Michaels wrote: "Epidemiologists cannot state that a specific chemical exposure has definitely caused the cancer of a specific patient. The lung cancer from asbestos is indistinguishable from the lung cancer from smoking."
But, that hasn't stopped cancer victims and the U.S. government from winning damages for health impacts from tobacco and chemical companies. And, it didn't stop the Ecuadorians in their historic case. Academic studies (here and here) have been conducted that show the closer the villagers live to the oil sites, the higher the rates of cancer among them. Uterine cancer victim Rosana Sisalima with her granddaughter are shown here at their San Carlos home in 2004 near Chevron's well sites. Rosana succumbed to cancer in 2006. (Photo by Lou Dematteis/Redux)
Despite Chevron's efforts to discredit the studies, [scientists from across the world criticized those efforts; see here], the Ecuador courts accepted the evidence and ruled accordingly. In fact, three layers of courts in Ecuador – a total of nine judges, including a five-judge panel from the country's highest court - found against Chevron on precisely this legal theory.
Yet Chevron's manipulation of the evidence continues in collateral legal proceedings where Chevron hopes to discredit the Ecuador judgment and evade paying for a clean up. The oil giant's scientists, led by Dr. Sarah McMillan, are helping the company in this regard. (See here and here.)

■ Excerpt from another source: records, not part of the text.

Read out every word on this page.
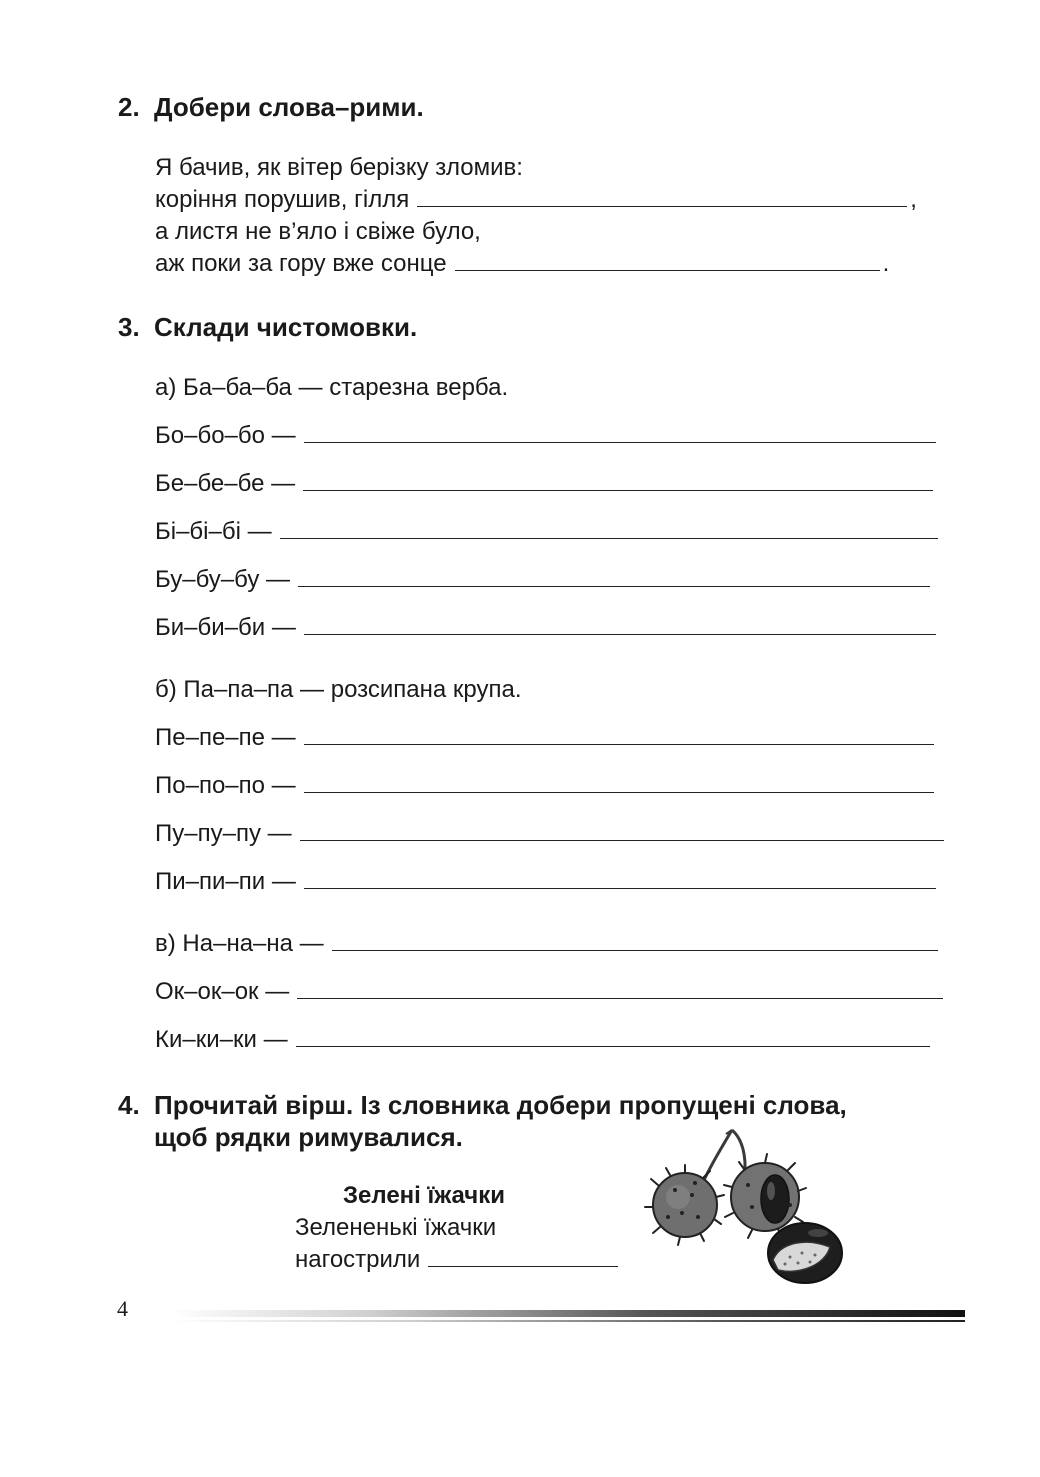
2. Добери слова–рими.
Я бачив, як вітер берізку зломив:
коріння порушив, гілля	,
а листя не в’яло і свіже було,
аж поки за гору вже сонце	.
3. Склади чистомовки.
а) Ба–ба–ба — старезна верба.
Бо–бо–бо —
Бе–бе–бе —
Бі–бі–бі —
Бу–бу–бу —
Би–би–би —
б) Па–па–па — розсипана крупа.
Пе–пе–пе —
По–по–по —
Пу–пу–пу —
Пи–пи–пи —
в) На–на–на —
Ок–ок–ок —
Ки–ки–ки —
4. Прочитай вірш. Із словника добери пропущені слова,
щоб рядки римувалися.
Зелені їжачки
Зелененькі їжачки
нагострили
4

But Chevron's antics are being more and more exposed.
Dr. Jeffrey Short, recently retired from a 31-year career as a research chemist at the U.S. National Oceanic and Atmospheric Administration, reviewed the reports of Chevron's scientists from the Ecuador case and shot holes all through them. So did Dr. Edwin Theriot, the former director of environmental programs for the U.S Corps of Engineers, no bastion of liberal-leaning environmentalism.
Dr. Short, whose report was commissioned by Ecuador's government, concluded that findings by Chevron's scientists – one of whom I know has been paid millions for his work over the years – are based on "fundamentally flawed," "grossly exaggerated," and "fundamentally inappropriate" testing methods. (See page 3.)

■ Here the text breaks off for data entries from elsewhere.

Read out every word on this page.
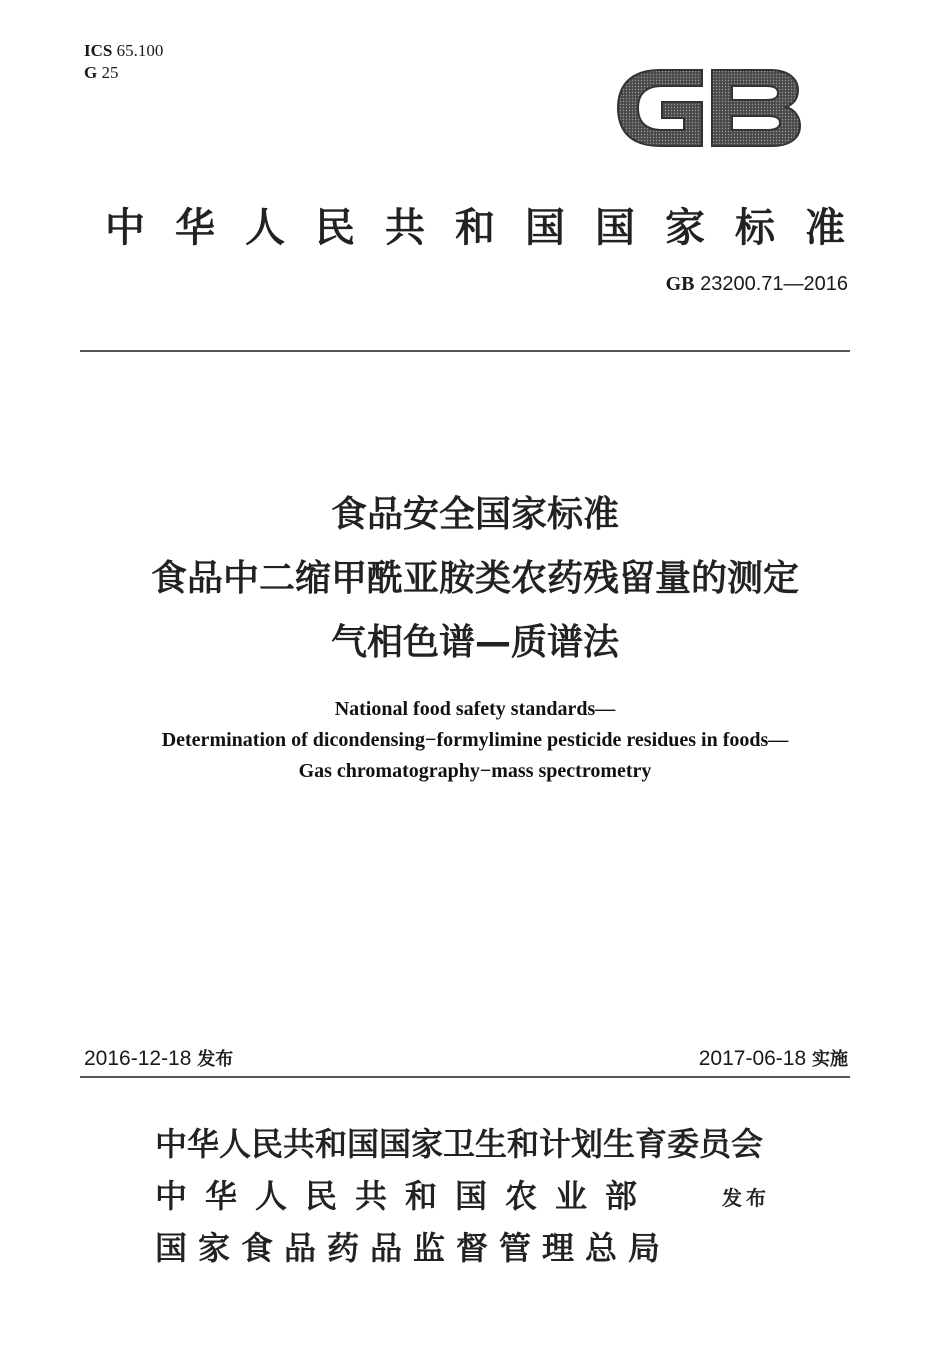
ICS 65.100
G 25
GB
中华人民共和国国家标准
GB 23200.71—2016
食品安全国家标准
食品中二缩甲酰亚胺类农药残留量的测定
气相色谱—质谱法
National food safety standards—
Determination of dicondensing−formylimine pesticide residues in foods—
Gas chromatography−mass spectrometry
2016-12-18 发布	2017-06-18 实施
中华人民共和国国家卫生和计划生育委员会
中华人民共和国农业部
国家食品药品监督管理总局
发布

He wrote of Chevron's scientists: "(Their) bias toward underestimating the amount of residual crude oil in a field sample ... is well understood by Chevron's own experts."
In other words, Chevron's experts know their evidence is bullshit.

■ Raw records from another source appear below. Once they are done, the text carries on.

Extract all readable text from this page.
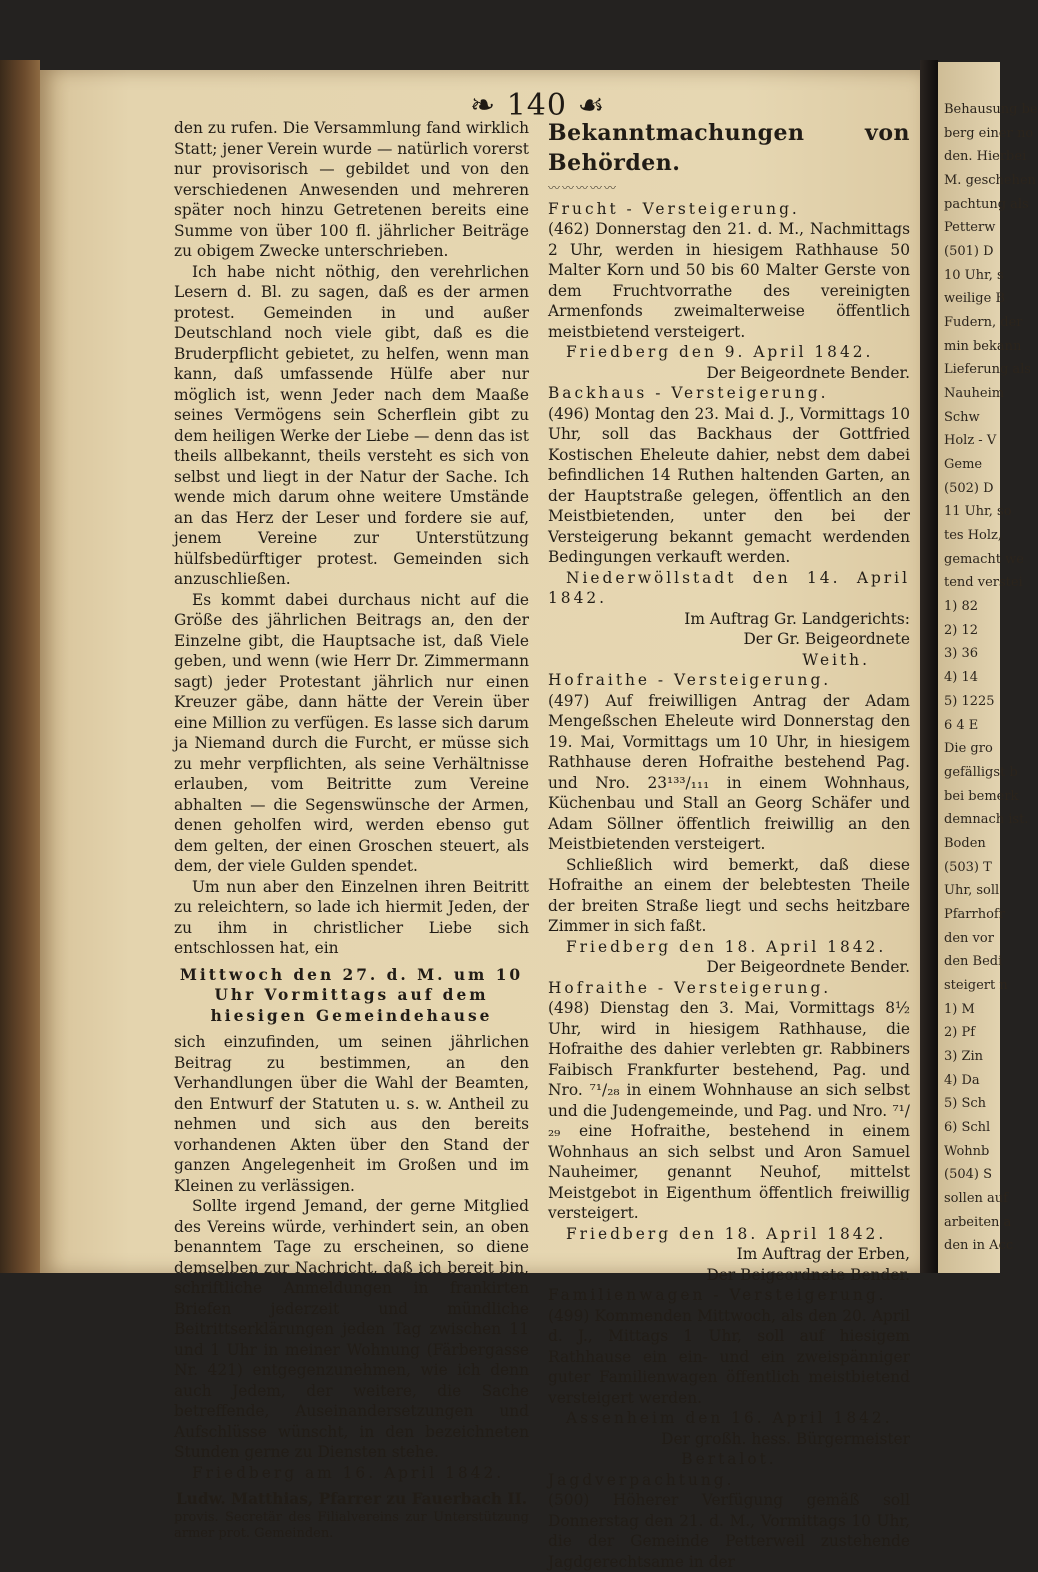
Behausung be
berg einer no
den. Hierbei
M. geschehen
pachtung als
Petterw
(501) D
10 Uhr, s
weilige B
Fudern, der
min bekann
Lieferung als
Nauheim
Schw
Holz - V
Geme
(502) D
11 Uhr, so
tes Holz,
gemacht we
tend verstei
1) 82
2) 12
3) 36
4) 14
5) 1225
6 4 E
Die gro
gefälligst b
bei bemerk
demnach ist.
Boden
(503) T
Uhr, soll
Pfarrhofr
den vor
den Bedi
steigert n
1) M
2) Pf
3) Zin
4) Da
5) Sch
6) Schl
Wohnb
(504) S
sollen auf
arbeiten a
den in Acc
❧ 140 ☙

den zu rufen. Die Versammlung fand wirklich Statt; jener Verein wurde — natürlich vorerst nur provisorisch — gebildet und von den verschiedenen Anwesenden und mehreren später noch hinzu Getretenen bereits eine Summe von über 100 fl. jährlicher Beiträge zu obigem Zwecke unterschrieben.

Ich habe nicht nöthig, den verehrlichen Lesern d. Bl. zu sagen, daß es der armen protest. Gemeinden in und außer Deutschland noch viele gibt, daß es die Bruderpflicht gebietet, zu helfen, wenn man kann, daß umfassende Hülfe aber nur möglich ist, wenn Jeder nach dem Maaße seines Vermögens sein Scherflein gibt zu dem heiligen Werke der Liebe — denn das ist theils allbekannt, theils versteht es sich von selbst und liegt in der Natur der Sache. Ich wende mich darum ohne weitere Umstände an das Herz der Leser und fordere sie auf, jenem Vereine zur Unterstützung hülfsbedürftiger protest. Gemeinden sich anzuschließen.

Es kommt dabei durchaus nicht auf die Größe des jährlichen Beitrags an, den der Einzelne gibt, die Hauptsache ist, daß Viele geben, und wenn (wie Herr Dr. Zimmermann sagt) jeder Protestant jährlich nur einen Kreuzer gäbe, dann hätte der Verein über eine Million zu verfügen. Es lasse sich darum ja Niemand durch die Furcht, er müsse sich zu mehr verpflichten, als seine Verhältnisse erlauben, vom Beitritte zum Vereine abhalten — die Segenswünsche der Armen, denen geholfen wird, werden ebenso gut dem gelten, der einen Groschen steuert, als dem, der viele Gulden spendet.

Um nun aber den Einzelnen ihren Beitritt zu releichtern, so lade ich hiermit Jeden, der zu ihm in christlicher Liebe sich entschlossen hat, ein

Mittwoch den 27. d. M. um 10 Uhr Vormittags auf dem hiesigen Gemeindehause

sich einzufinden, um seinen jährlichen Beitrag zu bestimmen, an den Verhandlungen über die Wahl der Beamten, den Entwurf der Statuten u. s. w. Antheil zu nehmen und sich aus den bereits vorhandenen Akten über den Stand der ganzen Angelegenheit im Großen und im Kleinen zu verlässigen.

Sollte irgend Jemand, der gerne Mitglied des Vereins würde, verhindert sein, an oben benanntem Tage zu erscheinen, so diene demselben zur Nachricht, daß ich bereit bin, schriftliche Anmeldungen in frankirten Briefen jederzeit und mündliche Beitrittserklärungen jeden Tag zwischen 11 und 1 Uhr in meiner Wohnung (Färbergasse Nr. 421) entgegenzunehmen, wie ich denn auch Jedem, der weitere, die Sache betreffende, Auseinandersetzungen und Aufschlüsse wünscht, in den bezeichneten Stunden gerne zu Diensten stehe.

Friedberg am 16. April 1842.

Ludw. Matthias, Pfarrer zu Fauerbach II.

provis. Secretär des Filialvereins zur Unterstützung armer prot. Gemeinden.

Bekanntmachungen von Behörden.

〰〰〰〰〰

Frucht - Versteigerung.

(462) Donnerstag den 21. d. M., Nachmittags 2 Uhr, werden in hiesigem Rathhause 50 Malter Korn und 50 bis 60 Malter Gerste von dem Fruchtvorrathe des vereinigten Armenfonds zweimalterweise öffentlich meistbietend versteigert.

Friedberg den 9. April 1842.

Der Beigeordnete Bender.

Backhaus - Versteigerung.

(496) Montag den 23. Mai d. J., Vormittags 10 Uhr, soll das Backhaus der Gottfried Kostischen Eheleute dahier, nebst dem dabei befindlichen 14 Ruthen haltenden Garten, an der Hauptstraße gelegen, öffentlich an den Meistbietenden, unter den bei der Versteigerung bekannt gemacht werdenden Bedingungen verkauft werden.

Niederwöllstadt den 14. April 1842.

Im Auftrag Gr. Landgerichts:

Der Gr. Beigeordnete

Weith.

Hofraithe - Versteigerung.

(497) Auf freiwilligen Antrag der Adam Mengeßschen Eheleute wird Donnerstag den 19. Mai, Vormittags um 10 Uhr, in hiesigem Rathhause deren Hofraithe bestehend Pag. und Nro. 23¹³³/₁₁₁ in einem Wohnhaus, Küchenbau und Stall an Georg Schäfer und Adam Söllner öffentlich freiwillig an den Meistbietenden versteigert.

Schließlich wird bemerkt, daß diese Hofraithe an einem der belebtesten Theile der breiten Straße liegt und sechs heitzbare Zimmer in sich faßt.

Friedberg den 18. April 1842.

Der Beigeordnete Bender.

Hofraithe - Versteigerung.

(498) Dienstag den 3. Mai, Vormittags 8½ Uhr, wird in hiesigem Rathhause, die Hofraithe des dahier verlebten gr. Rabbiners Faibisch Frankfurter bestehend, Pag. und Nro. ⁷¹/₂₈ in einem Wohnhause an sich selbst und die Judengemeinde, und Pag. und Nro. ⁷¹/₂₉ eine Hofraithe, bestehend in einem Wohnhaus an sich selbst und Aron Samuel Nauheimer, genannt Neuhof, mittelst Meistgebot in Eigenthum öffentlich freiwillig versteigert.

Friedberg den 18. April 1842.

Im Auftrag der Erben,

Der Beigeordnete Bender.

Familienwagen - Versteigerung.

(499) Kommenden Mittwoch, als den 20. April d. J., Mittags 1 Uhr, soll auf hiesigem Rathhause ein ein- und ein zweispänniger guter Familienwagen öffentlich meistbietend versteigert werden.

Assenheim den 16. April 1842.

Der großh. hess. Bürgermeister

Bertalot.

Jagdverpachtung.

(500) Höherer Verfügung gemäß soll Donnerstag den 21. d. M., Vormittags 10 Uhr, die der Gemeinde Petterweil zustehende Jagdgerechtsame in der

It's manufactured science – the kind Michaels warned us about – designed to produce doubt and create uncertainty, even when it's right before your very eyes.
Chevron's Tricks of the Trade:
For a scientific explanation of these testing methods, see Dr. Jeffrey Short's study.
- Chevron used the wrong test to measure toxins in soil – kind of like putting a stethoscope in someone's mouth to see if they have a fever. Chevron's test, though, sounded so, well, scientific: Toxicity Characteristic Leachate Procedure or TCLP. Only problem is it doesn't measure toxins in soil. (I guess Chevron thought no one would notice.)
- Chevron switched toxic dirt samples for clean ones to submit to court – kind of like convincing someone who doesn't take drugs to pee into a cup for an addict. Chevron paid one of its Ecuadorian consultants to switch out the samples and had no shame touting its "clean" findings. See this photo below of an oil pit where Chevron found no contamination and introduced its "clean" samples as evidence to the Ecuador court.
- Chevron undercounted the most hazardous hydrocarbons – kind of like a kid showing his or her parents only those tests with high scores and shredding the rest. Eventually, though, it catches up with the student and it did with Chevron, too. See here.
- Chevron argued that Mother Nature had "weathered" the oil so much it was harmless and, as a result, no cleanup was needed – kind of like justifying a decision to leave date-expired bottles of poison around for kids to play with. But Chevron cheated on its weathering test. They found weathering – or degradation of oil – even in fresh oil. Chevron's inaccurate use of the test, USEPA Method 8014, "grossly exaggerated the magnitude of weathering."